Turkish Cuisine Week 2025 Celebrates Culinary Tradition
A week dedicated to the rich flavors and hospitality of Anatolia

From May 21 to 27, Turkish Cuisine Week will be celebrated across Turkey and around the world. An annual event that uniquely honors the country’s gastronomic heritage. This year’s fourth edition of the event focuses on classic dishes. Meals that have graced Turkish tables for centuries, preserving authenticity, healthy eating practices, and a deep respect for traditional home values.
A Week in the Spirit of Turkey
Held under the auspices of Turkish institutions and diplomatic missions, Turkish Cuisine Week is an opportunity to bring traditional meals and preparation methods closer to a wider audience. Promoting sustainability, local ingredients, and cultural diversity, the event introduces a new theme each year. In 2025, the spotlight is on timeless classics.
Thanks to traditional recipes and simple techniques, Turkish dishes serve as a bridge between past and present, between home-style cooking and contemporary demands for healthier food. The classic meals featured in this year’s menus reflect the essence of Turkish hospitality and togetherness, often gathering families and friends around richly set tables.
You can discover more culinary highlights here.
Soulful Dishes: From Soups to Desserts
The 2025 Turkish Cuisine Week menu includes iconic dishes that have been staples in Turkish households for generations. Among them are hearty soups such as red lentil and tarhana, the flavorful imambayıldı – eggplant stuffed with onions and tomatoes. As well as the famous mantı – Turkish dumplings praised for their diverse flavors.

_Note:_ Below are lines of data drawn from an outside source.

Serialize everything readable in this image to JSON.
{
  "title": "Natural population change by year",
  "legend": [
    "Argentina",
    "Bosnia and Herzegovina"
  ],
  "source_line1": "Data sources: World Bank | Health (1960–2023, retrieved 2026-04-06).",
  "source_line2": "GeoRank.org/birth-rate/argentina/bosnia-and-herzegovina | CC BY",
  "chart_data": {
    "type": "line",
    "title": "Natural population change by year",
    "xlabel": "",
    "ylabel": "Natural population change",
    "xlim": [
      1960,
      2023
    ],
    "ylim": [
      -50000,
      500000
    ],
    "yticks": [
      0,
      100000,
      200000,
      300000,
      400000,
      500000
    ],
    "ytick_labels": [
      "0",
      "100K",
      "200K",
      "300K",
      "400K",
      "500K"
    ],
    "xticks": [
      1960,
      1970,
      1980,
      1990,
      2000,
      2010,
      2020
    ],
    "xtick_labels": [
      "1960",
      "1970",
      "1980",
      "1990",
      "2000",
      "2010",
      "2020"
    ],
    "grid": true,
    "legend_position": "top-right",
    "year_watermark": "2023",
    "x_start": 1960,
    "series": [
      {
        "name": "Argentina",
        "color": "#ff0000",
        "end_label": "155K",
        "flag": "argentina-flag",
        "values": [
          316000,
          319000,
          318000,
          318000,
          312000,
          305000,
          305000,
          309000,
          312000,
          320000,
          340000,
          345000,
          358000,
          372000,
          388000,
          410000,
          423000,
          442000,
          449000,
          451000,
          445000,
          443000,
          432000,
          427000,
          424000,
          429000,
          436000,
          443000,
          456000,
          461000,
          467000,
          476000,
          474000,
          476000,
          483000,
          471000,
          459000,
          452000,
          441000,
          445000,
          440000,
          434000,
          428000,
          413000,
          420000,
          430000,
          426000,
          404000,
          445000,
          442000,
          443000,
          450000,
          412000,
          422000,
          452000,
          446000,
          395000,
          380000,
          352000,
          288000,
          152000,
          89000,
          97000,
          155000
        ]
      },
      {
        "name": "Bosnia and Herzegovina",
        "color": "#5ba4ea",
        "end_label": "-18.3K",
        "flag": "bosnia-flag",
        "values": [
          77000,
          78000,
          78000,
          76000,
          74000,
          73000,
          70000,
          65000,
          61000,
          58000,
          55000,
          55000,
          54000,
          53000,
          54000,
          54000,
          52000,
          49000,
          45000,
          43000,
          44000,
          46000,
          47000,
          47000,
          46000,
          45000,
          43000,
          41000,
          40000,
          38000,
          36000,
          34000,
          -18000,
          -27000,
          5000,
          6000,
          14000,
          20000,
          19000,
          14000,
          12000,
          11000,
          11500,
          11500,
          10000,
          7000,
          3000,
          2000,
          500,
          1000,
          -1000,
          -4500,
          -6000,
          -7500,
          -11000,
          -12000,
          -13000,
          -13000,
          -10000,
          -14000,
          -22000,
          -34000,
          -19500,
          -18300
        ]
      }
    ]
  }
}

The table will also feature karnıyarık (eggplant stuffed with minced meat), various kinds of börek, homemade beans in tomato sauce (kuru fasulye). Dolma – vegetables stuffed with rice or meat, as well as refreshing salads and sides like çoban salata and spiced yogurt. The sweet finale is reserved for desserts such as kazandibi, baklava, and the unique tavuk göğsü. It is a milk pudding made with shredded chicken, notable for its unusual texture and taste.

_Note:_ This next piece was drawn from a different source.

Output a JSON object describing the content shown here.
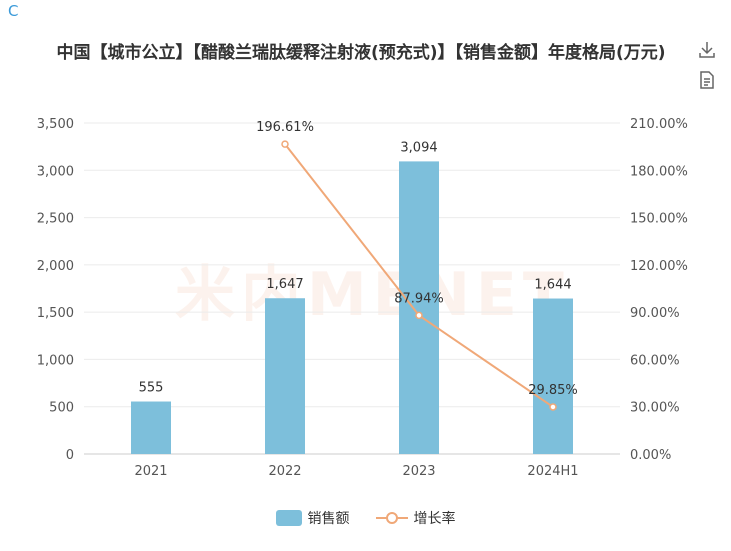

Regional Diversity on the Plate
Turkey is a country of remarkable culinary variety, and this year’s Turkish Cuisine Week will showcase specialties from all 81 provinces. Differences in climate, geography, and history have shaped numerous variations of the same dishes. For example, olive oil dominates Aegean cuisine, while southeastern regions are known for rich spices and hearty meat dishes.
The Black Sea region offers a wealth of fish-based meals, while Central Anatolia is home to a wide array of breads, pastries, and pasta dishes. These regional interpretations of classic recipes form a culinary atlas that not only delights the palate. But it also tells stories of daily life, local customs, and the transmission of knowledge through generations.

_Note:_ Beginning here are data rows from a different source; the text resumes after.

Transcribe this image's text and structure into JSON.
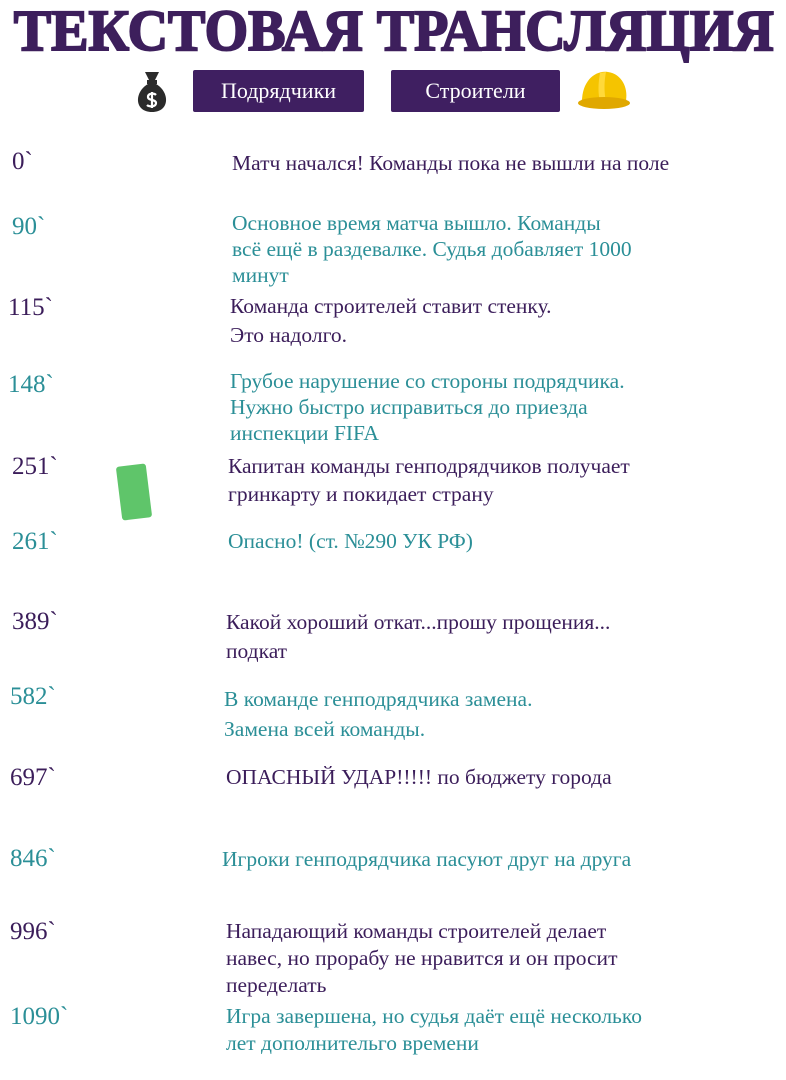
{
  "header": {
    "title": "ТЕКСТОВАЯ ТРАНСЛЯЦИЯ",
    "teams": [
      {
        "label": "Подрядчики",
        "icon": "money-bag-icon"
      },
      {
        "label": "Строители",
        "icon": "hard-hat-icon"
      }
    ]
  },
  "colors": {
    "primary": "#3d1f5c",
    "secondary": "#2b8f97",
    "green_card": "#5fc56a"
  },
  "events": [
    {
      "time": "0`",
      "text": "Матч начался! Команды пока не вышли на поле",
      "color": "purple"
    },
    {
      "time": "90`",
      "text": "Основное время матча вышло. Команды\nвсё ещё в раздевалке. Судья добавляет 1000\nминут",
      "color": "teal"
    },
    {
      "time": "115`",
      "text": "Команда строителей ставит стенку.\nЭто надолго.",
      "color": "purple"
    },
    {
      "time": "148`",
      "text": "Грубое нарушение со стороны подрядчика.\nНужно быстро исправиться до приезда\nинспекции FIFA",
      "color": "teal"
    },
    {
      "time": "251`",
      "text": "Капитан команды генподрядчиков получает\nгринкарту и покидает страну",
      "color": "purple",
      "icon": "green-card-icon"
    },
    {
      "time": "261`",
      "text": "Опасно! (ст. №290 УК РФ)",
      "color": "teal"
    },
    {
      "time": "389`",
      "text": "Какой хороший откат...прошу прощения...\nподкат",
      "color": "purple"
    },
    {
      "time": "582`",
      "text": "В команде генподрядчика замена.\nЗамена всей команды.",
      "color": "teal"
    },
    {
      "time": "697`",
      "text": "ОПАСНЫЙ УДАР!!!!! по бюджету города",
      "color": "purple"
    },
    {
      "time": "846`",
      "text": "Игроки генподрядчика пасуют друг на друга",
      "color": "teal"
    },
    {
      "time": "996`",
      "text": "Нападающий команды строителей делает\nнавес, но прорабу не нравится и он просит\nпеределать",
      "color": "purple"
    },
    {
      "time": "1090`",
      "text": "Игра завершена, но судья даёт ещё несколько\nлет дополнительго времени",
      "color": "teal"
    }
  ]
}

Back to Basics – Respecting Nature and Tradition
Sustainable gastronomy and reverence for nature are central to this year’s theme. Traditional Turkish dishes are not only delicious but also grounded in the use of seasonal, locally sourced ingredients, minimal waste, and mindful food practices. Through this approach, Turkey invites the world to slow down, return to its roots, and embrace the values embedded in its culinary culture.
An Invitation to Explore and Experience
Turkish Cuisine Week is not just about passively enjoying prepared meals. It’s an invitation for both local and international visitors to step into the world of Anatolian flavors. Whether attending themed events, cooking at home using traditional recipes, or learning about the cultural significance of certain dishes, this event inspires and educates at the same time.
For all food lovers, May 21–27 offers a unique opportunity to discover the essence of Turkey’s culinary identity. Through dishes that are not only delicious, but deeply rooted in the history, emotions, and collective memory of a nation.